Diese Liebe contre jede Konvention ist mittlerweile Teil von Macrons politischem Kapital geworden. Sie kennzeichnet ihn als selbstbestimmte, durchsetzungsstarke und zuweilen transgressive Persönlichkeit, die sich so leicht nicht beeindrucken lässt und selten Risiken scheut. Macron kultiviert seit Beginn seiner politischen Karriere gezielt dieses Image als Solitär jenseits der Parteien und Konventionen.
Nebem seinem Liebesleben ist sein bestes Instrument dazu auch sonst der wohlbedachte Tabubruch. Als Minister einer sozialistischen Regierung fordert er die Abschaffung der 35-Stunden-Arbeitswoche. Er macht Europa zum zentralen Kampagnenthema in einem Land, in dem alle Parteien seit dem Debakel der Volksabstimmung zum Europäischen Verfassungsvertrag 2005 die Frage zu umschiffen versuchen, wie sie denn zur Europäischen Union stünden — damals hatten 55 Prozent mit Nein gestimmt. Er bewertet Frankreichs Kolonialgeschichte als «Verbrechen gegen die Menschlichkeit», ungeachtet der vielen älteren Bürger, die im Algerienkrieg kämpften, und der 3,2 Millionen pieds-noirs («Schwarzfüße»), Algerien-Franzosen und ihrer Nachkommen, die seit 1830 in das nordafrikanische Land einwanderten und nach der Unabhängigkeit Algeriens zurück nach Frankreich gingen. Emmanuel Macron «ist dieses Kind, das Spaß daran hat, in Pfützen zu stapfen», abseits der Skipiste zu fahren und genau das Gegenteil dessen zu machen, was man von ihm erwartet, schreibt die Journalistin Corinne Lhaïk, die Macron seit neun Jahren beobachtet.14
Mit kleinen oder waghalsigen Grenzüberschreitungen zieht er die Aufmerksamkeit auf sich. Er rechtfertigt sich damit, dass er eben Klartext rede und den Franzosen die Wahrheit sage. Das Land sei zu lange vom politischen Personal mit einem «sterilisierten Diskurs» abgespeist worden. Die Wahrheit zu sagen: Ist das, ganz nach dem italienischen Philosophen Antonio Gramsci, den Macron gern zitiert, nicht der eigentliche «revolutionäre Akt», mit dem man eine Gesellschaft zwingt, in den eigenen Begriffen zu denken?

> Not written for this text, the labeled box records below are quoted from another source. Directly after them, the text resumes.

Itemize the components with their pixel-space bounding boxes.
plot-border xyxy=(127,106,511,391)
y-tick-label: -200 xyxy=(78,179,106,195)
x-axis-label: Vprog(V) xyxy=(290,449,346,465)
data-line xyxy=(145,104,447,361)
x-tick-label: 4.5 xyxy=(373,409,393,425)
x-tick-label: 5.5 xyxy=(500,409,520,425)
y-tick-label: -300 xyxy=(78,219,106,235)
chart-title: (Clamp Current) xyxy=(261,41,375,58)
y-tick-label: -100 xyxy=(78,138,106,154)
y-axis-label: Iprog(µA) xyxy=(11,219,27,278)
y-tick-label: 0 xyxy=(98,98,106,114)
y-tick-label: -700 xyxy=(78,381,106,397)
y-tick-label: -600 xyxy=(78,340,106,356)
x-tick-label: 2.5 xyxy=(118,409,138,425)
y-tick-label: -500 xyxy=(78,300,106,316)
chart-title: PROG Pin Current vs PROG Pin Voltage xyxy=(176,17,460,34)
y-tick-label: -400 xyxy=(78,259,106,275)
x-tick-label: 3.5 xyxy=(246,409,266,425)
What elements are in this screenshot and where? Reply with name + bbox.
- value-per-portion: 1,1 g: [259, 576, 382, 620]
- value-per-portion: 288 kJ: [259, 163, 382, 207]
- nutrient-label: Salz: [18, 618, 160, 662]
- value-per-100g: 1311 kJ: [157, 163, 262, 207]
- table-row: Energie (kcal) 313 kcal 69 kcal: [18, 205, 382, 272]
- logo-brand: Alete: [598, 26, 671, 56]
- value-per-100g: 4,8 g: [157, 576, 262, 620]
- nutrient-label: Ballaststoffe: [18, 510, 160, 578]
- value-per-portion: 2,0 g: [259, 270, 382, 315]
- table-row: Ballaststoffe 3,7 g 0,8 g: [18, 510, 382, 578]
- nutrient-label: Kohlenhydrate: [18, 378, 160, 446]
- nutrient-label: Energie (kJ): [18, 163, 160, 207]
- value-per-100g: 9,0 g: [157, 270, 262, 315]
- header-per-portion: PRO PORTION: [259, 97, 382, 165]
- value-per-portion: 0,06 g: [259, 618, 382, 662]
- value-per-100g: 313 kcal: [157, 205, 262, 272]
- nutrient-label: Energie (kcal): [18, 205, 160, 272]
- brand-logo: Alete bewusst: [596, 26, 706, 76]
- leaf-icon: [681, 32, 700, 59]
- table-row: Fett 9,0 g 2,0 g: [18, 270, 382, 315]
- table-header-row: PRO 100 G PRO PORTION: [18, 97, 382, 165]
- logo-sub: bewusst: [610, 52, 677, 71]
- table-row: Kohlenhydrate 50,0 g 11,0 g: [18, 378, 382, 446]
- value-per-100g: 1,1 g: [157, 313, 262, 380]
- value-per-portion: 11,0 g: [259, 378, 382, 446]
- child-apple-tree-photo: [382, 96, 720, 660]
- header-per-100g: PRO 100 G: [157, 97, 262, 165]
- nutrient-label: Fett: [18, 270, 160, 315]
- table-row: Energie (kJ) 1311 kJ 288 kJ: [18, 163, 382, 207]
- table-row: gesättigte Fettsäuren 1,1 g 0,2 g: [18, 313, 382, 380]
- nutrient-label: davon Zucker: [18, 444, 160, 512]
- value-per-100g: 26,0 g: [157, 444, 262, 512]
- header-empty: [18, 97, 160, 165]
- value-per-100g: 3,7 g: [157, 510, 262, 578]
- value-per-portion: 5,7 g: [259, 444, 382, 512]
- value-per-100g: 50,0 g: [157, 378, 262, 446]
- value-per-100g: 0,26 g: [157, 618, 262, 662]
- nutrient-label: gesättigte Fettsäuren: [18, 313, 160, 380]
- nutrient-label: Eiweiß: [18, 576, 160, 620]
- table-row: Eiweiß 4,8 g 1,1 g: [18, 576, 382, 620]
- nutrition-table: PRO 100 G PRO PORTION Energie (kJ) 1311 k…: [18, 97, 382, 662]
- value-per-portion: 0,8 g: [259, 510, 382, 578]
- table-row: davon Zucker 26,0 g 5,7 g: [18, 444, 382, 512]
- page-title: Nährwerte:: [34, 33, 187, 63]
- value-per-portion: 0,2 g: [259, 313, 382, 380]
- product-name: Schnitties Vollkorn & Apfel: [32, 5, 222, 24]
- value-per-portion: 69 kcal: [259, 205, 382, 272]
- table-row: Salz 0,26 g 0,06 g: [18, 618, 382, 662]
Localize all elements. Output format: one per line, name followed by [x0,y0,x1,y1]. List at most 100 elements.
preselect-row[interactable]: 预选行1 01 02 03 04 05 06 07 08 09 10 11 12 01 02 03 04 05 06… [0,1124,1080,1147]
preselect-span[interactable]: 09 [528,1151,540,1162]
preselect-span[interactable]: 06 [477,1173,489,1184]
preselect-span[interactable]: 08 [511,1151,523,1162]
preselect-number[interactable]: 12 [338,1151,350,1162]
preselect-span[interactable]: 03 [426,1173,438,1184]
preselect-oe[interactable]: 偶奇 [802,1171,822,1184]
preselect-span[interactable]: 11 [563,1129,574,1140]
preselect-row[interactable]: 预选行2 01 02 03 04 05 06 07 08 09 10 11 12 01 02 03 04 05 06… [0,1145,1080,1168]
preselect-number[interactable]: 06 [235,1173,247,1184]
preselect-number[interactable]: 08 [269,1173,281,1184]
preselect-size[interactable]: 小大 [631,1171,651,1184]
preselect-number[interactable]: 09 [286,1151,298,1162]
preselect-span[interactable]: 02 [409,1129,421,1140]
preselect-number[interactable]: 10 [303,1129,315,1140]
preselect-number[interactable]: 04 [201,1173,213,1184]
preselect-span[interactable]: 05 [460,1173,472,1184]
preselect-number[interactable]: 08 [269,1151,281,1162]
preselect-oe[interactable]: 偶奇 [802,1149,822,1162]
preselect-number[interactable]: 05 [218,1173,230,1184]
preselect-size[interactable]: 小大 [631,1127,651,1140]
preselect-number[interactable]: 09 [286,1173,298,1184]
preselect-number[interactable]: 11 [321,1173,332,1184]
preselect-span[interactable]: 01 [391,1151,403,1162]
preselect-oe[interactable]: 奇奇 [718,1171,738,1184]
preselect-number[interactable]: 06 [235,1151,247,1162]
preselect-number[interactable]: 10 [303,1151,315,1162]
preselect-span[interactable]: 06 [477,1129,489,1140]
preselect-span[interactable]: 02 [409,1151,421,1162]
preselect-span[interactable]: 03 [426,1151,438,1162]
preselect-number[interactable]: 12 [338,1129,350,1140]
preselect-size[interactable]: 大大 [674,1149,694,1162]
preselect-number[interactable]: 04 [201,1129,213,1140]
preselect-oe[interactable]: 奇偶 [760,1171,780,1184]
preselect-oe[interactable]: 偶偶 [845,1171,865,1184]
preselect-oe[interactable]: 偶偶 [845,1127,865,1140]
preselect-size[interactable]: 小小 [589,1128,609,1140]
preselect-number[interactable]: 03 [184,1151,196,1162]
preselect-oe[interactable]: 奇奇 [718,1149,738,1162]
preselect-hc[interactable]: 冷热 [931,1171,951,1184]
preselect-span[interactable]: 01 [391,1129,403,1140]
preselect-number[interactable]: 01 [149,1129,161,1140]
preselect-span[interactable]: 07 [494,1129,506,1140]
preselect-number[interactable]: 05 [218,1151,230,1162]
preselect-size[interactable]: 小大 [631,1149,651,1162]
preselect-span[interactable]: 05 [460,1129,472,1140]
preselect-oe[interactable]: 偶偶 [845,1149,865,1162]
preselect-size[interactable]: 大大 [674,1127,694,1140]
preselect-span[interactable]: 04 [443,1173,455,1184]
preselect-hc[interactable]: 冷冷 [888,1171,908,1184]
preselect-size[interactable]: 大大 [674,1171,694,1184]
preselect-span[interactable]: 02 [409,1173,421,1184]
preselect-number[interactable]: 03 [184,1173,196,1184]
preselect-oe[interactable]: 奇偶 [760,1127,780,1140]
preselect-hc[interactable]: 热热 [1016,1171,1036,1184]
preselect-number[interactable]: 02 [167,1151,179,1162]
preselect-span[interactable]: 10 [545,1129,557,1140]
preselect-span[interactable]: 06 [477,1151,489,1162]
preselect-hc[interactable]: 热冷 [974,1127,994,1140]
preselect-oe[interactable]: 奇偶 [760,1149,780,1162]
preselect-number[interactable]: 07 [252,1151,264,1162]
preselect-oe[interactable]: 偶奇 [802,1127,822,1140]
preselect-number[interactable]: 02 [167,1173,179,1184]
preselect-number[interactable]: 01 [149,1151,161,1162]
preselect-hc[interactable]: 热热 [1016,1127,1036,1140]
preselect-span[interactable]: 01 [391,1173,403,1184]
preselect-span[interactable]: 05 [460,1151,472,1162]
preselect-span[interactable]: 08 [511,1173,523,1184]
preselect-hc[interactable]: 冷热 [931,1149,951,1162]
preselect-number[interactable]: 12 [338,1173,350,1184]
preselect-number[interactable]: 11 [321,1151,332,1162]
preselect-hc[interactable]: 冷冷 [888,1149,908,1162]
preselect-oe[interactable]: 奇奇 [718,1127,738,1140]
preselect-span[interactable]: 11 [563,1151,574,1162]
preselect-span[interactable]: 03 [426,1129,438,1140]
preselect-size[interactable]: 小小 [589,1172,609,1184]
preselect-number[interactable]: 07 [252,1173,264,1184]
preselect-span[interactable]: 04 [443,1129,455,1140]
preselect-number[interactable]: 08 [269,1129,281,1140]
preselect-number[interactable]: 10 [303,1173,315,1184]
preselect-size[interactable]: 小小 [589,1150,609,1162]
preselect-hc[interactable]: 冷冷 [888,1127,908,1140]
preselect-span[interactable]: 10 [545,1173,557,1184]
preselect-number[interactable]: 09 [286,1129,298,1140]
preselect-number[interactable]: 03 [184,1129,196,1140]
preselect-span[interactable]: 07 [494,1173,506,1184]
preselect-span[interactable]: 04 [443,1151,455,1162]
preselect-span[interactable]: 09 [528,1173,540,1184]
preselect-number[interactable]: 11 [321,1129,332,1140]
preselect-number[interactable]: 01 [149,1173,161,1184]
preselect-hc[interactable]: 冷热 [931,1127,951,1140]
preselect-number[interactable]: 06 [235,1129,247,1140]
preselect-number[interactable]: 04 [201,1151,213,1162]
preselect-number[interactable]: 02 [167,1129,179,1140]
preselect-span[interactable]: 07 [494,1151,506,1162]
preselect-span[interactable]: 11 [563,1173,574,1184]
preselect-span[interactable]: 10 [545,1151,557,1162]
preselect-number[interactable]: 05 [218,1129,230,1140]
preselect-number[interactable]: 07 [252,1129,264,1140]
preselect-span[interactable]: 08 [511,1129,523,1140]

Es ist nicht so, dass seine Landsleute diese Transgressionen unisono gutheißen. Aber sie provozieren fast jedes Mal eine Debatte, die es ihnen erlaubt, miteinander ins Gespräch zu kommen, und jeden Einzelnen dazu einlädt, seine Position zu definieren. Und Widerspruch setzt zumindest Anerkennung voraus. Wenn Macron etwas bekommen hat, das sein Vorgänger Hollande nie erhielt, dann ist es dies: Anerkennung für seine Eigenständigkeit und das Wagnis, sich zu exponieren. Auch für die Chuzpe, seinen Wählerinnen und Wählern etwas zu zumuten.